Public debt to surpass MVR 100 billion by end of 2022

Stacks of Maldivian Rufiyaa | Photo: Mihaaru

Malé, Maldives – The latest update from the Ministry of Finance indicate that the public debt has increased to over MVR98 billion and is MVR182,943 per capita.

This is more than 113% of the total public and publicly guaranteed debt as a percentage of the GDP of Maldives.

Over MVR46 billion is External debt while domestic debt is close to MVR53 billion. This stands at 53% and 60% as a percentage of the GDP respectively.

Compared to the last quarter of 2021, the public debt has risen by MVR 4 billion from MVR94 billion in Q4 2021 to MVR98 billion in Q1 2022. The increase is due to a number of loans taken out by the government for projects and to resolve last year’s deficit.

MMA forcasts that the public debt of the government is expected to rise up to MVR103 billion by the end of 2022.

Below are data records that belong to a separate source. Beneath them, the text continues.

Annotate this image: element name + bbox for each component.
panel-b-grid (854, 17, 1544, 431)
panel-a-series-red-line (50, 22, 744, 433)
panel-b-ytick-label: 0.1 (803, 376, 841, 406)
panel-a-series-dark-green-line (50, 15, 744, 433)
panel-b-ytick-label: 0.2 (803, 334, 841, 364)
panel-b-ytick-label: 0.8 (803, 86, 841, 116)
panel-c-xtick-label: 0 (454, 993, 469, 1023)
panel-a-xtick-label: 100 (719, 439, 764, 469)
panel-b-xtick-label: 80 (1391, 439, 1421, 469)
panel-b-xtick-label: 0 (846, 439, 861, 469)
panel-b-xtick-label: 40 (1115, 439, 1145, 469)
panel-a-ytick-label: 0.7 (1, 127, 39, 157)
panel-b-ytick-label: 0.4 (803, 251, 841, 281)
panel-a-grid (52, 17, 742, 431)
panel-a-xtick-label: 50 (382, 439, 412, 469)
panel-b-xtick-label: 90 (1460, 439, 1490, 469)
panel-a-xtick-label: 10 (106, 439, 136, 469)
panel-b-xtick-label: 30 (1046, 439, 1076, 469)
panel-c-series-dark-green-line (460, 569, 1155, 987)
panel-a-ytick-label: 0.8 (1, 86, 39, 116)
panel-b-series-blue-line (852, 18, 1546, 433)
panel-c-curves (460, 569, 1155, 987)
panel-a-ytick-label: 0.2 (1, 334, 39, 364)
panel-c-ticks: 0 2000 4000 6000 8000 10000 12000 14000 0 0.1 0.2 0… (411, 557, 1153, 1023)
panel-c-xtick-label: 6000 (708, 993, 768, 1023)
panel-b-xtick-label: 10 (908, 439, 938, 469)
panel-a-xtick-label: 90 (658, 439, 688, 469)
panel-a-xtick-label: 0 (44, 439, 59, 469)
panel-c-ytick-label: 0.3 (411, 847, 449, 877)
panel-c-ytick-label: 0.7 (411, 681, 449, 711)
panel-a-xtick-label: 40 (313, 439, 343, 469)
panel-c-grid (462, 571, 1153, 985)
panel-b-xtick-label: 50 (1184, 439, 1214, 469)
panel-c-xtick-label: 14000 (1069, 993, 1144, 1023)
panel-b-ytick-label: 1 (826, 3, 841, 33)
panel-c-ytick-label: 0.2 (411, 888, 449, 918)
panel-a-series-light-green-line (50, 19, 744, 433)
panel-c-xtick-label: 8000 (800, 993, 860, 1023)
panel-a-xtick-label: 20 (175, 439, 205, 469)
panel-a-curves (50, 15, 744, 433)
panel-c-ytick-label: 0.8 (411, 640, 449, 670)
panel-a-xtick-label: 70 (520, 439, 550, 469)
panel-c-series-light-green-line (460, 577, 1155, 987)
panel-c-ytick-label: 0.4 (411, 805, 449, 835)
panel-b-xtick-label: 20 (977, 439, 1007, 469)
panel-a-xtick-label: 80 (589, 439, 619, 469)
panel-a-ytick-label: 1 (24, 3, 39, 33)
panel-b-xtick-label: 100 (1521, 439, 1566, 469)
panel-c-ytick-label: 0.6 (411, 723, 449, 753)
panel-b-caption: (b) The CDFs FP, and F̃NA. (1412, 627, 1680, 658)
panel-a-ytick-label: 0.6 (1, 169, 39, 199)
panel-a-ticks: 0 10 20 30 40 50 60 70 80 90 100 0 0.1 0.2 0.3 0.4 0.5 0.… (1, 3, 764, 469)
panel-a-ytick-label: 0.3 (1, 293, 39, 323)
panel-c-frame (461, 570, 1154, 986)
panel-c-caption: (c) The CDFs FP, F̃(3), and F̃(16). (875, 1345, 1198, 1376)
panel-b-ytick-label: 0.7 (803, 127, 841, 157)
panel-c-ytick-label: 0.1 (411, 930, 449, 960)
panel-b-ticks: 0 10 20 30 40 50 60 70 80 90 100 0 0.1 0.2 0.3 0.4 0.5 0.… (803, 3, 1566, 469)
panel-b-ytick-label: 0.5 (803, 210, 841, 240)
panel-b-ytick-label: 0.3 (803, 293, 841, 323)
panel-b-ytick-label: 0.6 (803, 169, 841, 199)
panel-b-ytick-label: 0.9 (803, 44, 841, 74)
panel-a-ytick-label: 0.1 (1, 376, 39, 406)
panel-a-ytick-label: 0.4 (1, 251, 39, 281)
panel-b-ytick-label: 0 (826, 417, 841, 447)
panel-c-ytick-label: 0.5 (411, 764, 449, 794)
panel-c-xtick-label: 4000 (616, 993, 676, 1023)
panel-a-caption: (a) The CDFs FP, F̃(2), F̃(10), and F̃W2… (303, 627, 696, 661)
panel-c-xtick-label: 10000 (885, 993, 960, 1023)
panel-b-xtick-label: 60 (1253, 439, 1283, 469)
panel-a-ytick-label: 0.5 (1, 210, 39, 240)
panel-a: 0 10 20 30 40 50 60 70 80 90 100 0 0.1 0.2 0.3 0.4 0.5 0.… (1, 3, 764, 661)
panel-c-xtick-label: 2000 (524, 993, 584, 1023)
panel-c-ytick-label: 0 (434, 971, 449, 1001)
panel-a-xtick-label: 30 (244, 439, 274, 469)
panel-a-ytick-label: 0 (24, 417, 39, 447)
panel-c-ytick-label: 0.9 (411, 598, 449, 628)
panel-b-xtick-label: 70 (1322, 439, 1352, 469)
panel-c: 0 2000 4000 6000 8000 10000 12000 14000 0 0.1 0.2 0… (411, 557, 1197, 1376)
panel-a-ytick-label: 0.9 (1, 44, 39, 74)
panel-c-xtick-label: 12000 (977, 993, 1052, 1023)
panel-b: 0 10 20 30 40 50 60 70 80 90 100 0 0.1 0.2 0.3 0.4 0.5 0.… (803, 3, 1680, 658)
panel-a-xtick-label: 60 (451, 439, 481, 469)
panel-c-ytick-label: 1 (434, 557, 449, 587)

The biggest loans taken out this year include the USD100 million loan facility provided by CFSIT for budget support and the USD18 million loan provided by the Islamic Development Bank for the Greater Male’ Waste Management Improvement and Waste to Energy Project.

The budgetary central government debt is 97 percent as a percentage of the GDP while government-guaranteed debt is 16 percent as a percentage of the GDP. This is a dramatic increase compared to the recommended levels of public debt of below 60% indicated in the Public Finance Act (2006). 

Such an increase in debt to an unsustainable level could pose serious challenges in the long term. The government could face difficulties in obtaining additional financing on favourable terms from external sources and the depletion of the Gross International Reserve holds a significant devaluation risk. A devaluation of the Maldivian Rufiyaa against USD will inflate the debt portfolio and increase the cost of debt service.

According to the 2022 budget, MVR5777.0 million is expected to be spent on debt servicing. Throughout the medium term, debt servicing is set to increase due to the rise in public debt in 2020 due to Covid-19, and an increase in the average interest rate in the debt portfolio. Debt servicing as a percentage of government revenue is estimated to increase to 35.1% in 2023, and decrease to 24.2% in 2024.